Traoré Udinese menjadi nama yang makin sering dikaitkan dengan klub musim panas ini. Pemain asal Jerman keturunan Togo dari Heidenheim disebut berada di ambang kesepakatan untuk bergabung sebagai pengganti Ehizibue.

Di saat yang sama, klub juga aktif pada lini serang dan lini di belakang penyerang. Ada laporan bahwa pihak klub telah mengajukan tawaran awal untuk Gómez dan menargetkan pemain kelahiran 2003 dari Athletic Bilbao dalam rencana penguatan skuad.
Traoré dari Heidenheim Mendekat ke Udinese
Nama Traoré kembali menonjol dalam bursa transfer menyusul intensitas pergerakan dari pihak klub. Sumber menyebutkan pemain berkebangsaan Jerman yang berlatar keturunan Togo itu bersiap untuk mengisi posisi yang ditinggalkan oleh Ehizibue.
Pergeseran ini menjadi bagian dari strategi klub untuk segera menutup kebutuhan personel jelang kompetisi berjalan, dengan menempatkan Traoré sebagai opsi yang dianggap layak untuk mengisi celah yang muncul setelah kepergian atau perubahan status pemain sebelumnya.
Tawaran Pertama untuk Gómez
Selain upaya mendatangkan Traoré, manajemen juga dikabarkan telah menyodorkan tawaran pertama untuk Gómez. Detail nilai tawaran dan respon resmi kedua pihak belum diungkap secara lengkap, namun komunikasi pihak klub dan perwakilan pemain digambarkan berjalan dalam suasana yang positif.
Dalam kaitan dengan pembicaraan mengenai Gómez, disebutkan ada kecocokan pihak-pihak yang terlibat: “Buona sintonia tra le parti”. Ungkapan ini menandakan adanya kesan kesepahaman awal yang dapat membuka jalan bagi kelanjutan negosiasi.
Perkuat Skuad di Balik Penyerang
Di luar pergerakan Traoré dan tawaran untuk Gómez, klub juga fokus memperkuat bagian tim yang beroperasi di belakang para penyerang. Sasaran salah satunya adalah pemain kelahiran 2003 dari Athletic Bilbao, yang masuk daftar pengamatan sebagai bagian dari upaya memperdalam opsi teknis dan kemampuan bermain di lini tersebut.

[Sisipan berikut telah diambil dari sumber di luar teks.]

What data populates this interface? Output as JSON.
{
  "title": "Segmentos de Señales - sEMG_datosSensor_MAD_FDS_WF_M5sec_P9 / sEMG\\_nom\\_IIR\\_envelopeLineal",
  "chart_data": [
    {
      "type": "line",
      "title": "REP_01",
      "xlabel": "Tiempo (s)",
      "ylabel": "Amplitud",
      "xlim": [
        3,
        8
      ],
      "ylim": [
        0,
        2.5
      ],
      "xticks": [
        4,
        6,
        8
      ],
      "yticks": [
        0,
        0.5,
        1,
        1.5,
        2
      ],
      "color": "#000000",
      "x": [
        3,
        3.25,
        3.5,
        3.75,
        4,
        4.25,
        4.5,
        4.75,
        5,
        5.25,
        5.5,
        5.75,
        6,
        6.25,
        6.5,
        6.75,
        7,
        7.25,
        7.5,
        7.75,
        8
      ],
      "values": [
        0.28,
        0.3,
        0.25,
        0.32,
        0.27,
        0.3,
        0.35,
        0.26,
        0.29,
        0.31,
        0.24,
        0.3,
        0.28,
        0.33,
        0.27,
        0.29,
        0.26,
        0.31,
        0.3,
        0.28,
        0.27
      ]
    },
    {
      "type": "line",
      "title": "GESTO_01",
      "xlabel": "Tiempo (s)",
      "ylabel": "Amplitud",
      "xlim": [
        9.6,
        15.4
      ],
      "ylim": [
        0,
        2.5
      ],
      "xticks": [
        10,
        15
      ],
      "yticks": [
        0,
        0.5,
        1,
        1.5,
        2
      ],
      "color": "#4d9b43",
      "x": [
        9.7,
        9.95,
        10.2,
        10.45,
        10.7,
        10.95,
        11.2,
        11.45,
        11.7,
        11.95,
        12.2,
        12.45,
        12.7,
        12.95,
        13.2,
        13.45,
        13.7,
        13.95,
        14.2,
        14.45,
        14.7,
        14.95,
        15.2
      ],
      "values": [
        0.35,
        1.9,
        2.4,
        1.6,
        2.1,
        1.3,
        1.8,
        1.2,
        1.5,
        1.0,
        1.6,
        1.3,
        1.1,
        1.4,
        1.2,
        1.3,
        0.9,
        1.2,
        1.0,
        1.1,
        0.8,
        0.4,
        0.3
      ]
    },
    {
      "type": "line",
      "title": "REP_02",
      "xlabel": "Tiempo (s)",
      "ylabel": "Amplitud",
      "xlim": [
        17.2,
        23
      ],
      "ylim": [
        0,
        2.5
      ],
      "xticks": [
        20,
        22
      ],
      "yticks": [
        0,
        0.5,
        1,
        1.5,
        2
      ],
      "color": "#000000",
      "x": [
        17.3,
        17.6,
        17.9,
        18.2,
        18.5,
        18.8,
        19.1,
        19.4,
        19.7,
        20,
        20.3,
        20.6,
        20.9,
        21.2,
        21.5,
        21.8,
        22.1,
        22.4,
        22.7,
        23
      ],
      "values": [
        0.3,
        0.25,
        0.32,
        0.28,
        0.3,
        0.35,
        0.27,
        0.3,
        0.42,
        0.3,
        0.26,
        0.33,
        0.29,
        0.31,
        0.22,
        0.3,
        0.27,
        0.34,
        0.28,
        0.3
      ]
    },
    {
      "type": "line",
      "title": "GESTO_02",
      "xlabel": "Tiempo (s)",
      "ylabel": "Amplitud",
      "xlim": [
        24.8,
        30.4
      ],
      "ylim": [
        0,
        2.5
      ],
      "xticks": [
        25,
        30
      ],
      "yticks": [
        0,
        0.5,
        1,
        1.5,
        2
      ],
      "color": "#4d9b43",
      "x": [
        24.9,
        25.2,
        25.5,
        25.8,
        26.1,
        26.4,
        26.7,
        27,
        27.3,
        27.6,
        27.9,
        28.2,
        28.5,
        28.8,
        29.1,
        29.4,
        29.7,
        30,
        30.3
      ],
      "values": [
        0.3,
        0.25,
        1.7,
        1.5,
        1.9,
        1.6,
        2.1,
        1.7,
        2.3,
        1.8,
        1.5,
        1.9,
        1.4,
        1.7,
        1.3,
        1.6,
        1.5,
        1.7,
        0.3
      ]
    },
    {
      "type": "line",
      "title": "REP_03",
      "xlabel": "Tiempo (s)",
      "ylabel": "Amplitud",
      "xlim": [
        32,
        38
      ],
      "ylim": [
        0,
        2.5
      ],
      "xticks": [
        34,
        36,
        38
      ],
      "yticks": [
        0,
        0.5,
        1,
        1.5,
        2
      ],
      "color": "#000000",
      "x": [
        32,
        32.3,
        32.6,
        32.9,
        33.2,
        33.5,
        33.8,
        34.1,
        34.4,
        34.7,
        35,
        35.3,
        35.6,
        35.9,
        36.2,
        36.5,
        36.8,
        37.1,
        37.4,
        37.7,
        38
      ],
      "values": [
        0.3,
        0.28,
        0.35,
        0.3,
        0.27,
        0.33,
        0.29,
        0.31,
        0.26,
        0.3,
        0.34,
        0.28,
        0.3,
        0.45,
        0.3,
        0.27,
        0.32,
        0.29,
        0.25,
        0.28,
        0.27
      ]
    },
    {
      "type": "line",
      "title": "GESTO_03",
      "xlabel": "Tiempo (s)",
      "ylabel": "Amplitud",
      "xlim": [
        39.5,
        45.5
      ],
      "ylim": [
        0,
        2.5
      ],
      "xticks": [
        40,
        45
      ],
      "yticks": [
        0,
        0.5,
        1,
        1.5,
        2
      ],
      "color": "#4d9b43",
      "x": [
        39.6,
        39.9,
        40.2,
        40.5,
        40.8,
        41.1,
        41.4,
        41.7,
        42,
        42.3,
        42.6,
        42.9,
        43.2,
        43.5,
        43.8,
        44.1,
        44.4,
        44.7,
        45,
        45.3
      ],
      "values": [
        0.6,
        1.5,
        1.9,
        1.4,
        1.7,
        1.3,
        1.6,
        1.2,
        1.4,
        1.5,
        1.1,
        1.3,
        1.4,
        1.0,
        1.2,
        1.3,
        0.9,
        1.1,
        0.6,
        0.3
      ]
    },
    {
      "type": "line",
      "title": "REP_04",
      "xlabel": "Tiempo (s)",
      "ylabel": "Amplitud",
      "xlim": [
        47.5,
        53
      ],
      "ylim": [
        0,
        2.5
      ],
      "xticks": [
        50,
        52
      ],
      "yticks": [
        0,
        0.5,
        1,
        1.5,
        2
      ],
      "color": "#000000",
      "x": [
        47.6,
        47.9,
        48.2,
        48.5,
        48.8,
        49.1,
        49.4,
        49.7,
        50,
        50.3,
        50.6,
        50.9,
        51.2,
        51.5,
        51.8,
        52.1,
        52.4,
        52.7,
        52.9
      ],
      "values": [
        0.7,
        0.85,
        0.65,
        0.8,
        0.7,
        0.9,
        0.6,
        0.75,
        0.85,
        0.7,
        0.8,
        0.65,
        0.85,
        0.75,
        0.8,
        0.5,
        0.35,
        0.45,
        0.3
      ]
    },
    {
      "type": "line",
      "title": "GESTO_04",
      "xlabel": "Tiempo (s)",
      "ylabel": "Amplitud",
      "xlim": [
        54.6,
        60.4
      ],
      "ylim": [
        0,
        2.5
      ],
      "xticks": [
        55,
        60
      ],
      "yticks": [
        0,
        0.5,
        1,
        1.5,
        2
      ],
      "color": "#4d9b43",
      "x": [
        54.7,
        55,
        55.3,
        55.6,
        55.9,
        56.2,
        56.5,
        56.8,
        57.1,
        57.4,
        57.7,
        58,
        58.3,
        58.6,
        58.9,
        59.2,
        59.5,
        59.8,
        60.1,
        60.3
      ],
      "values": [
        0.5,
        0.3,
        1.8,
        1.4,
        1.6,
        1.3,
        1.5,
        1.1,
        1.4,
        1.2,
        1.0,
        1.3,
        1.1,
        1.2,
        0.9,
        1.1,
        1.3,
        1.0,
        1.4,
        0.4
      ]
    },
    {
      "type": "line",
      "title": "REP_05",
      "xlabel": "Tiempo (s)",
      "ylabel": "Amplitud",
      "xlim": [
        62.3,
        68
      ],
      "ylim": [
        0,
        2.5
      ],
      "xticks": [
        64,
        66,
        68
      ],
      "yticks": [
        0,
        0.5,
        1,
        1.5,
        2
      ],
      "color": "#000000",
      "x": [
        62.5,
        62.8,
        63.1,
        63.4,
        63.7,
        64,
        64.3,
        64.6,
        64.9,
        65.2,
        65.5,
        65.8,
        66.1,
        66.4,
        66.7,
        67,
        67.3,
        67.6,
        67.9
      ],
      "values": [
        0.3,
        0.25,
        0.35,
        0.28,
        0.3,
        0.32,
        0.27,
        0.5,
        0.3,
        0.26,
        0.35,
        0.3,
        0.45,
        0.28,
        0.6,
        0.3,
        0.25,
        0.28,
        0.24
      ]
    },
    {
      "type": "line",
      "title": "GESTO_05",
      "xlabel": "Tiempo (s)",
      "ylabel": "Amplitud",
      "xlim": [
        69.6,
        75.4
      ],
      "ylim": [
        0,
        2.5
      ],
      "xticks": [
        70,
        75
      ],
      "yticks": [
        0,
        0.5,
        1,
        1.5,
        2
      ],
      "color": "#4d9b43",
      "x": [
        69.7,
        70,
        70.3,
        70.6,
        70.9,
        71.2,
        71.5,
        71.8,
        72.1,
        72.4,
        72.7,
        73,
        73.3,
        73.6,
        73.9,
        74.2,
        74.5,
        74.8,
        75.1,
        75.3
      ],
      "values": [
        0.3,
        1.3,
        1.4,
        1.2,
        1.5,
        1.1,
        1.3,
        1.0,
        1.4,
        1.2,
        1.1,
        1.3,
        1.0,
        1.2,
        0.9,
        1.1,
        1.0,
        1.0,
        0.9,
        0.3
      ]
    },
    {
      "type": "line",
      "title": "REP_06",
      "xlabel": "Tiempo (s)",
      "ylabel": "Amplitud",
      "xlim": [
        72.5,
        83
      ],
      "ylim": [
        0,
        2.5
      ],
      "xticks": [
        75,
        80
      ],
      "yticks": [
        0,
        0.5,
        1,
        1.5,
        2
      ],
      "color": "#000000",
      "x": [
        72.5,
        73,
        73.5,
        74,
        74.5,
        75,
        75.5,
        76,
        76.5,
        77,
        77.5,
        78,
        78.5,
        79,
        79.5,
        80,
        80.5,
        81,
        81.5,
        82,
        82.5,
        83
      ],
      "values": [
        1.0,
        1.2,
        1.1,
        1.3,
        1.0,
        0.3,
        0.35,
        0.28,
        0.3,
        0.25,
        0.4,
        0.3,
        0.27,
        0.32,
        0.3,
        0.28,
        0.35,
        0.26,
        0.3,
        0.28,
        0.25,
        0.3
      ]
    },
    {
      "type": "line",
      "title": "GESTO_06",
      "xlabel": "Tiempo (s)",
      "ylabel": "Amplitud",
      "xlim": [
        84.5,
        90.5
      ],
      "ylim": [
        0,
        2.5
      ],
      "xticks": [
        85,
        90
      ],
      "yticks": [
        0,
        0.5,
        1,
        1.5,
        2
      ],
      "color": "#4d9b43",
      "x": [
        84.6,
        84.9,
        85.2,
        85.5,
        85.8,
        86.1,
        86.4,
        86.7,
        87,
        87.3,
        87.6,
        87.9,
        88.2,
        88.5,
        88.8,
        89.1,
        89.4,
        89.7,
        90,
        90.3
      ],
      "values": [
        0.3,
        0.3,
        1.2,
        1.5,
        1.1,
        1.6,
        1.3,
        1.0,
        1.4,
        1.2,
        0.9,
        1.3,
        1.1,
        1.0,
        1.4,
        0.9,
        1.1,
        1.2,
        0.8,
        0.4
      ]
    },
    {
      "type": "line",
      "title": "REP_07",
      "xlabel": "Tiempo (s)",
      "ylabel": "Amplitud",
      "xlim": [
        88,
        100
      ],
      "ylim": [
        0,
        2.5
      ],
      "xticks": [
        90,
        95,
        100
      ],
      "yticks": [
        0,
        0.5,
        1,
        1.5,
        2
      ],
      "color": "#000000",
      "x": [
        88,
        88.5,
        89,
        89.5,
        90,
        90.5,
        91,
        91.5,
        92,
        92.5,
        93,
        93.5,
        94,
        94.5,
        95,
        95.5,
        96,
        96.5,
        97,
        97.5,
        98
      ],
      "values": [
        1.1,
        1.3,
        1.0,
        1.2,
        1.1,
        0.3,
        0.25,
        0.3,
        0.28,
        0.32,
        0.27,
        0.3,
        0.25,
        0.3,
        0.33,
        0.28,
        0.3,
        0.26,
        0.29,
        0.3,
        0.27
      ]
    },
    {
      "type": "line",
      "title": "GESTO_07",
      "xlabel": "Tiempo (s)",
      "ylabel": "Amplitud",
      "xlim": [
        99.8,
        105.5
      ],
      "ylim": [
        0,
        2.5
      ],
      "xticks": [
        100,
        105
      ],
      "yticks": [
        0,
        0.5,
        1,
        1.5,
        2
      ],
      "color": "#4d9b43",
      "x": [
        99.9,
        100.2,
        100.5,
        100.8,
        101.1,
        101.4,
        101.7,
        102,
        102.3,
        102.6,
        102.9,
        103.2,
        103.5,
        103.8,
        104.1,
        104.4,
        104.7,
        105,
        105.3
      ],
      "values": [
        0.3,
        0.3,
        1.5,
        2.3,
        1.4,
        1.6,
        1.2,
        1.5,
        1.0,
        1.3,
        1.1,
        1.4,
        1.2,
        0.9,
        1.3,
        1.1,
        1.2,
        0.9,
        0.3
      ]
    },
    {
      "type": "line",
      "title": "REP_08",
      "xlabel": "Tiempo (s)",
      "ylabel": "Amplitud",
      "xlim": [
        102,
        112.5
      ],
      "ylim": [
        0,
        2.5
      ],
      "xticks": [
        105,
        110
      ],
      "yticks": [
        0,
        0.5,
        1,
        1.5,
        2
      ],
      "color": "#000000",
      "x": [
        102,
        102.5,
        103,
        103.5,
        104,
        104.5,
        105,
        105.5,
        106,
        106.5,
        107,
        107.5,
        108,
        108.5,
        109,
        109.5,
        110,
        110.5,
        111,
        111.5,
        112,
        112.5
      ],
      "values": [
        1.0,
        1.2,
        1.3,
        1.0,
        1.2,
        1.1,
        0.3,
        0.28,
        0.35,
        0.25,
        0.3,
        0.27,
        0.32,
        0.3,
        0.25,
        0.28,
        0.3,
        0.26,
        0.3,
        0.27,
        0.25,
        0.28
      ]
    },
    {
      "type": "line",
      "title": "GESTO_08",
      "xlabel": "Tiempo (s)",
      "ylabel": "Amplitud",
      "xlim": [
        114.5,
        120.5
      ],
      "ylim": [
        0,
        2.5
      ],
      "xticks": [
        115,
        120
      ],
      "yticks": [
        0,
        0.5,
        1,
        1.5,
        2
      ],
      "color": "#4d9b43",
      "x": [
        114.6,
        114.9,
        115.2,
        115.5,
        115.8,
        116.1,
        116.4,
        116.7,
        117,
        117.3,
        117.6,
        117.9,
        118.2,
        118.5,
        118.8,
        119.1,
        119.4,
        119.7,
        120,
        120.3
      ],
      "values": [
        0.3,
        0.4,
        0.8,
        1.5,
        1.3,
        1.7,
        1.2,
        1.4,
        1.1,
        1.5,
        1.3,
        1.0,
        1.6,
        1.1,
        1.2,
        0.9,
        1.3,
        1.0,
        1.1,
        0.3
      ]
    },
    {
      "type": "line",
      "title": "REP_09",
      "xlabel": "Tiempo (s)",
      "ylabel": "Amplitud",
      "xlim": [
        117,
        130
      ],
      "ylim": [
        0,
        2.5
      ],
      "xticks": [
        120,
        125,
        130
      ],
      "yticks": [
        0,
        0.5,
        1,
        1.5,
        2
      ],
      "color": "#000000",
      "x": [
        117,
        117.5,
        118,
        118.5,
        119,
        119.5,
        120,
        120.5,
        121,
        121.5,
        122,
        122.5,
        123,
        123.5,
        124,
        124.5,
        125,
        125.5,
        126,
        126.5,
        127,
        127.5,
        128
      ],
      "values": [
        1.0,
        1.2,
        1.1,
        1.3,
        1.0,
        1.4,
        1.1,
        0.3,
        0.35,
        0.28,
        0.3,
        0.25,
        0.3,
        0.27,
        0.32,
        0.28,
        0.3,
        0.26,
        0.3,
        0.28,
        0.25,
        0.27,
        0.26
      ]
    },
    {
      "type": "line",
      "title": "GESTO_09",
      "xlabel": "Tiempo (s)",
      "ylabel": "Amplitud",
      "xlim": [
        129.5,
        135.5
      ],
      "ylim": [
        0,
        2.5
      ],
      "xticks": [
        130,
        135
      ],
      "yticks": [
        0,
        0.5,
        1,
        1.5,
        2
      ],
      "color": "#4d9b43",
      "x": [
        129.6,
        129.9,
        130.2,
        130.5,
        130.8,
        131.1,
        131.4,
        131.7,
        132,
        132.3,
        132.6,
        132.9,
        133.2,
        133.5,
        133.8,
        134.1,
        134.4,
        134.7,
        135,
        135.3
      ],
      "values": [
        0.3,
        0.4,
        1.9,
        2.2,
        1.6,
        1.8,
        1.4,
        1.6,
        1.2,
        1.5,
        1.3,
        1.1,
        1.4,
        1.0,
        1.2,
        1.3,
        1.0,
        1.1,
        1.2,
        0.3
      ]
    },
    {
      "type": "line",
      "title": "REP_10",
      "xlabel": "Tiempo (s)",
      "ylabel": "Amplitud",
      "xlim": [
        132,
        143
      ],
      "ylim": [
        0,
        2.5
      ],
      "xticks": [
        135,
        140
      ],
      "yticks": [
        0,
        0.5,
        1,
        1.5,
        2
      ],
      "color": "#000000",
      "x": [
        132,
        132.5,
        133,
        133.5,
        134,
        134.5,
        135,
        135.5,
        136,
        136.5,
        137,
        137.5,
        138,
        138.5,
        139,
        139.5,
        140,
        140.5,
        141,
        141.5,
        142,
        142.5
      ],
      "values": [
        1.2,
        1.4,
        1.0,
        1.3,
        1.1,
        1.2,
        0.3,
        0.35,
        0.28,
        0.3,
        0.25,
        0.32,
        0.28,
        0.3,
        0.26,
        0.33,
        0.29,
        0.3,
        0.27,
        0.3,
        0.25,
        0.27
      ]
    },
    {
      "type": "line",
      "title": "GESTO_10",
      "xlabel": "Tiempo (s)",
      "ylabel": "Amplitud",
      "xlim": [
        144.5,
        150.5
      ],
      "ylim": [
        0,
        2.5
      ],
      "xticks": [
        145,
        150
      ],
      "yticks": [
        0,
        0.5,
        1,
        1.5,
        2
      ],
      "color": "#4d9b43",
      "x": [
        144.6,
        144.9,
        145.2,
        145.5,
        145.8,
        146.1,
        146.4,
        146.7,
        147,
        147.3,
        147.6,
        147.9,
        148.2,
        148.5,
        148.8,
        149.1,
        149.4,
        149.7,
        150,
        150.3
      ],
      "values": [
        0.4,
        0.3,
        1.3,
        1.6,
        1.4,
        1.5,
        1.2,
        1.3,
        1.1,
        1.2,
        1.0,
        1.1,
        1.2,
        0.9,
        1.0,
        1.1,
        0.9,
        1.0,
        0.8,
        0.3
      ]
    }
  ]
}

Pendekatan ini memperlihatkan rencana tim untuk menambah kedalaman skuad, terutama pada area yang kerap menjadi penentu kreativitas dan dukungan bagi lini depan. Identifikasi pemain muda dari akademi atau tim lain seperti Athletic Bilbao menunjukkan ambisi klub untuk menggabungkan pengalaman dan potensi generasi berikutnya.
Seiring proses negosiasi berjalan, pihak klub tampak bergerak di beberapa front transfer. Traoré yang berasal dari Heidenheim disebut paling dekat untuk menyelesaikan kepindahan, sementara langkah terhadap Gómez dan buruan pemain 2003 Athletic Bilbao masih mengikuti ritme pembicaraan yang terus berlangsung.
Perkembangan lebih lanjut dari proses transfer ini akan menjadi pengaruh utama bagi komposisi skuad sekaligus strategi tim pada periode mendatang, baik dalam jangka pendek maupun untuk musim yang akan datang.